The FSM, transitions, tools, resources, and streamable HTTP (NDJSON) run with no Hono dependency. Use createFetchHandler on Cloudflare Workers, Supabase Edge Functions, Convex HTTP, or any fetch-based runtime:

import { createFetchHandler, ASMPWorkflow, InMemoryStore } from "asmp-sdk";

const workflow = new ASMPWorkflow("my-wf", "INIT", transitions, "https://your-worker.workers.dev")
  .hint("INIT", "Start").hint("DONE", "Done");
const store = new InMemoryStore();
const handle = createFetchHandler(workflow, store, { basePath: "/api/asmp" }); // optional basePath

// Workers: export default { fetch: handle };
// Supabase/Convex: use handle(req) as your HTTP handler.

Same protocol (discovery, runs, transitions, invoke, resources, GET stream). Streams use standard ReadableStream, so NDJSON works in all these environments.


Client-side local FSM (TypeScript)

Client-side local FSM (detailed)

Clients can run an in-memory FSM with no server. Use one or many backends in parallel (local + remote):

import { ASMPClient, LocalASMPBackend, ASMPWorkflow } from "asmp-sdk";

const workflow = new ASMPWorkflow("local-wf", "INIT", transitions, "memory:")
  .hint("INIT", "Start").tool("LINT", "run_lint", (id, rec, body) => ({ passed: true }));

const localBackend = new LocalASMPBackend(workflow, {});
const client = new ASMPClient(localBackend);  // or new ASMPClient("https://api.example.com") for HTTP

const frame = await client.startRun();
await client.transition("start");
const result = await client.invokeTool("run_lint", {});
for await (const chunk of client.stream()) { /* NDJSON frames */ }

Use multiple clients in parallel: e.g. new ASMPClient(remoteBackend) and new ASMPClient(localBackend) so the agent can drive both a remote workflow and a local one.


Client discovery config (JSON, MCP-style)

Client discovery (detailed)

Servers are defined in a JSON config (from file or agent context). Local FSMs (in-memory, no server) are not in the config—they are supplied only in code.

Two different things:

Server (HTTP) Local FSM (embedded)
What ASMP server at a URL (remote or http://localhost:PORT) In-memory workflow + store; no server process
In config?
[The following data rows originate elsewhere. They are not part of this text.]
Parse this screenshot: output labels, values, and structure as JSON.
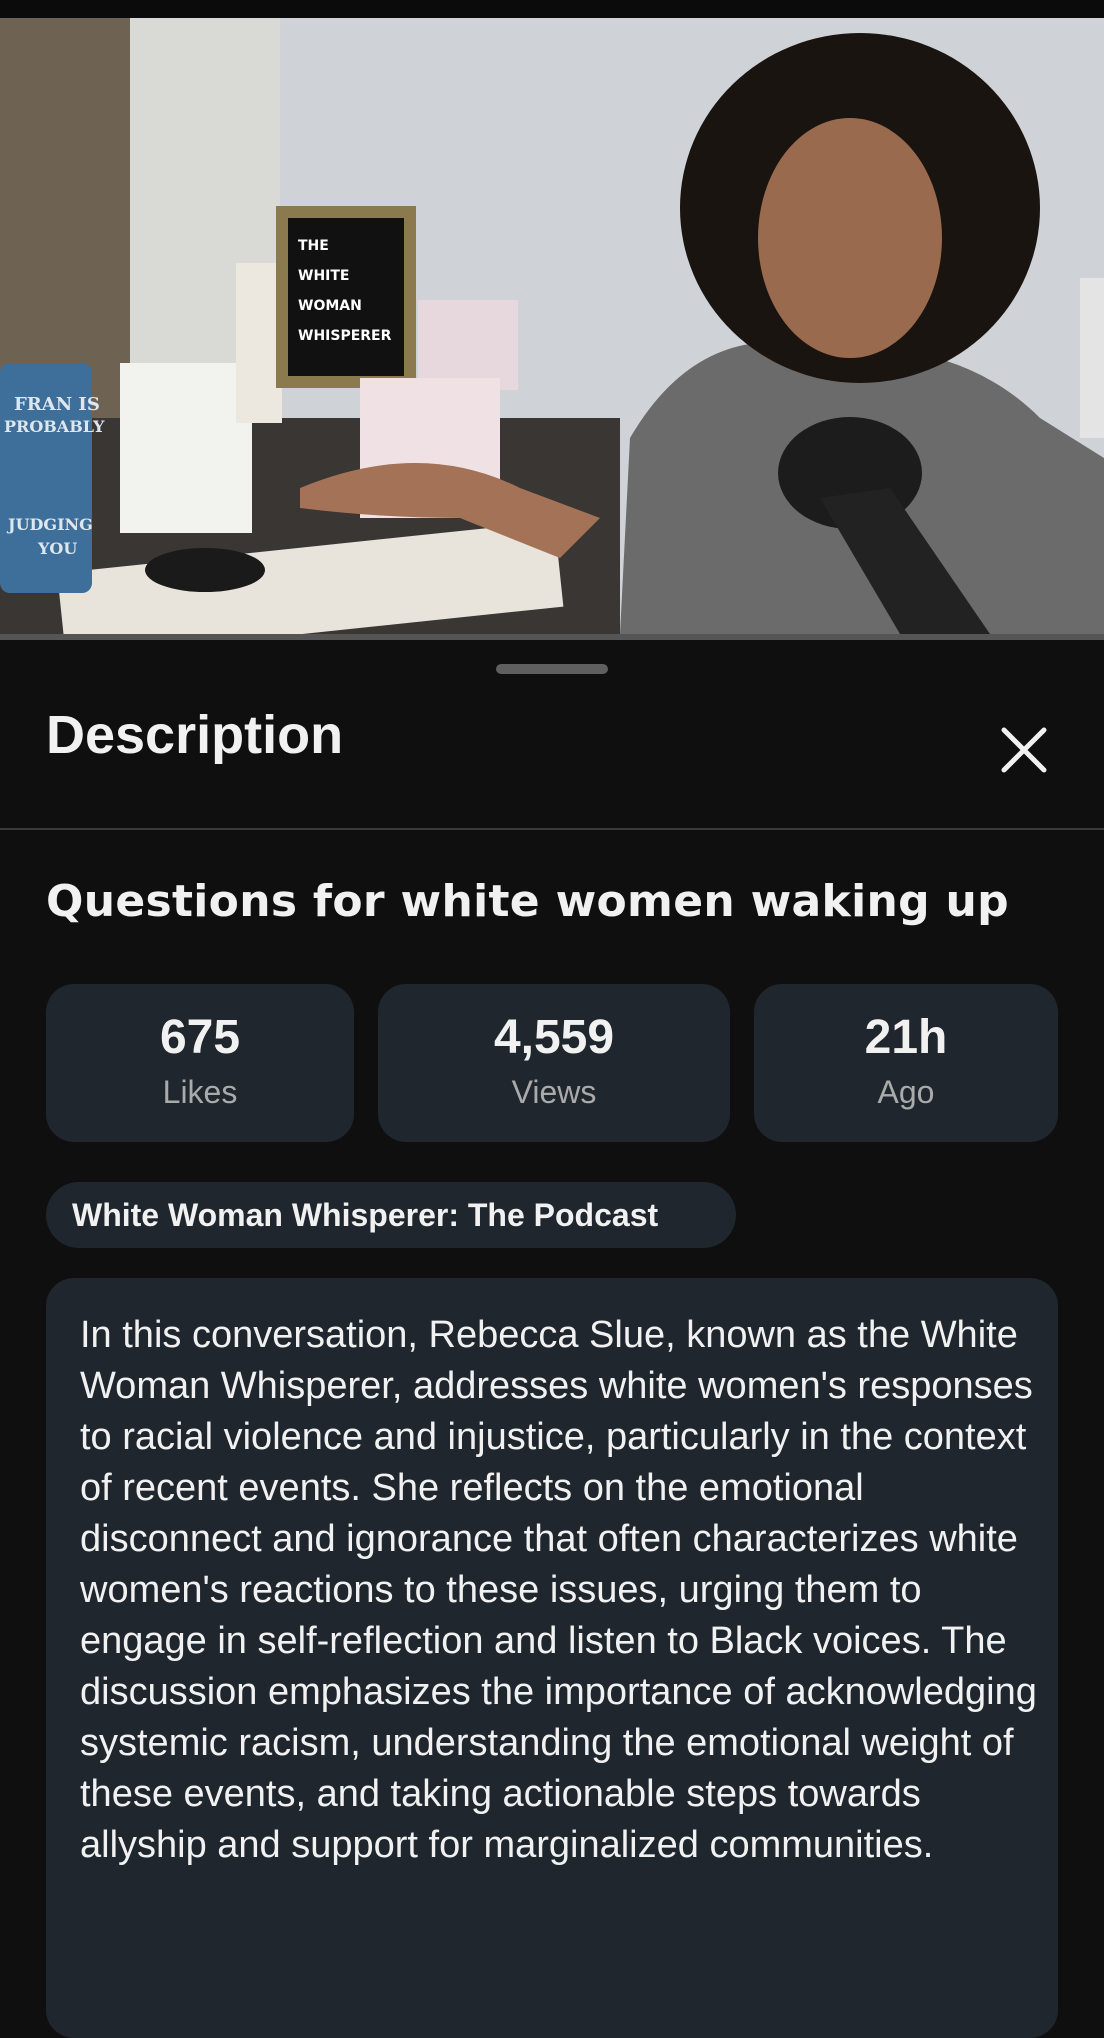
{
  "video": {
    "sign_text": [
      "THE",
      "WHITE",
      "WOMAN",
      "WHISPERER"
    ],
    "mug_text": [
      "FRAN IS",
      "PROBABLY",
      "JUDGING",
      "YOU"
    ]
  },
  "sheet": {
    "title": "Description",
    "close_icon": "close-icon"
  },
  "content": {
    "video_title": "Questions for white women waking up",
    "stats": [
      {
        "value": "675",
        "label": "Likes"
      },
      {
        "value": "4,559",
        "label": "Views"
      },
      {
        "value": "21h",
        "label": "Ago"
      }
    ],
    "channel_chip": "White Woman Whisperer: The Podcast",
    "description": "In this conversation, Rebecca Slue, known as the White Woman Whisperer, addresses white women's responses to racial violence and injustice, particularly in the context of recent events. She reflects on the emotional disconnect and ignorance that often characterizes white women's reactions to these issues, urging them to engage in self-reflection and listen to Black voices. The discussion emphasizes the importance of acknowledging systemic racism, understanding the emotional weight of these events, and taking actionable steps towards allyship and support for marginalized communities."
  },
  "colors": {
    "background": "#0f0f0f",
    "card": "#1f262d",
    "text_primary": "#f1f1f1",
    "text_secondary": "#aaaaaa"
  }
}
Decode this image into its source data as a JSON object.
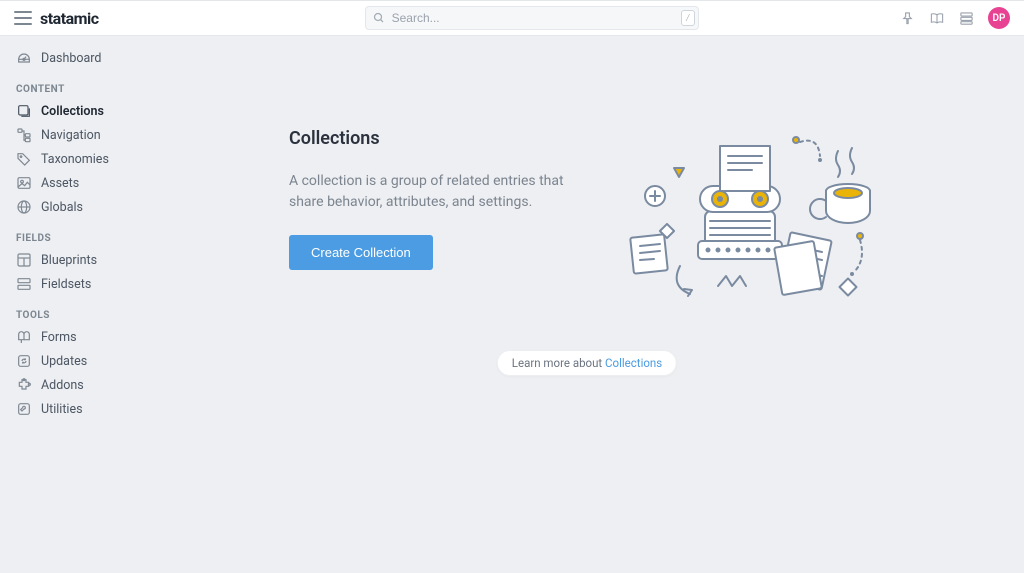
{
  "brand": "statamic",
  "search": {
    "placeholder": "Search...",
    "shortcut": "/"
  },
  "avatar": {
    "initials": "DP"
  },
  "sidebar": {
    "dashboard": "Dashboard",
    "groups": [
      {
        "heading": "CONTENT",
        "items": [
          {
            "key": "collections",
            "label": "Collections",
            "active": true
          },
          {
            "key": "navigation",
            "label": "Navigation"
          },
          {
            "key": "taxonomies",
            "label": "Taxonomies"
          },
          {
            "key": "assets",
            "label": "Assets"
          },
          {
            "key": "globals",
            "label": "Globals"
          }
        ]
      },
      {
        "heading": "FIELDS",
        "items": [
          {
            "key": "blueprints",
            "label": "Blueprints"
          },
          {
            "key": "fieldsets",
            "label": "Fieldsets"
          }
        ]
      },
      {
        "heading": "TOOLS",
        "items": [
          {
            "key": "forms",
            "label": "Forms"
          },
          {
            "key": "updates",
            "label": "Updates"
          },
          {
            "key": "addons",
            "label": "Addons"
          },
          {
            "key": "utilities",
            "label": "Utilities"
          }
        ]
      }
    ]
  },
  "page": {
    "title": "Collections",
    "description": "A collection is a group of related entries that share behavior, attributes, and settings.",
    "cta": "Create Collection",
    "learn_prefix": "Learn more about ",
    "learn_link": "Collections"
  }
}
Yes: servers[].base_url No—programmatic only
Add at runtime registry.addServer(id, baseUrl) registry.addLocalFsm(id, LocalASMPBackend(...))
listServers()[].type "http" "embedded"

Config shape (see spec/CLIENT_CONFIG.json):

{
  "servers": [
    { "id": "legal-review", "base_url": "https://api.example.com/legal" },
    { "id": "ci-cd", "base_url": "http://localhost:3000" }
  ]
}

Use ASMPClientRegistry to load this config and obtain clients by id. Add in-memory FSMs with localFsms / addLocalFsm. The agent can dynamically add server URLs (e.g. from a skill or CLI):

import { ASMPClientRegistry, LocalASMPBackend, ASMPWorkflow } from "asmp-sdk";

const registry = new ASMPClientRegistry({
  config: jsonConfigOrString,           // servers (remote or localhost)
  localFsms: {                          // in-memory FSMs only; no server
    myFsm: new LocalASMPBackend(workflow, {}),
  },
});

registry.listServers();  // [{ id, type: 'http'|'embedded', base_url? }, ...]
registry.addServer("cli-run", "http://localhost:4000");  // dynamic server URL

const client = registry.getClient("legal-review");
await client.startRun();

Repository layout

Path Description
docs/ Detailed docs for every feature: docs/README.md
spec/ PROTOCOL.md, STATE_FRAME.json, CLIENT_CONFIG.json, STAGE_INTEGRATIONS.md, SKILL_INTEGRATION.md
sdks/python/ FastAPI server, Pydantic models, ASMPClient, LLM wrapper, visualizer
sdks/typescript/ Hono server, Zod models, ASMPClient, LLM wrapper, visualizer
skills/ Example Agent Skills (SKILL.md) for audit, upload, approval, lint
examples/ legal-review-flow (Python), ci-cd-bot (TypeScript)
tests/ Python (pytest) in tests/python/; TypeScript (Vitest) in sdks/typescript/tests/
scripts/ check_openapi_sync.py — verifies Python OpenAPI copy matches spec

Agent integration tests: Optional tests run a small AI agent (OpenAI mini) that uses the ASMP client to drive a workflow. They are skipped unless OPENAI_API_KEY is set. Run them with:

  • Python: pip install -e ".[dev]" (includes openai), then OPENAI_API_KEY=sk-... pytest tests/python/test_agent_asmp.py -v
  • TypeScript: OPENAI_API_KEY=sk-... npm test (in sdks/typescript; the agent test is skipped when the key is missing).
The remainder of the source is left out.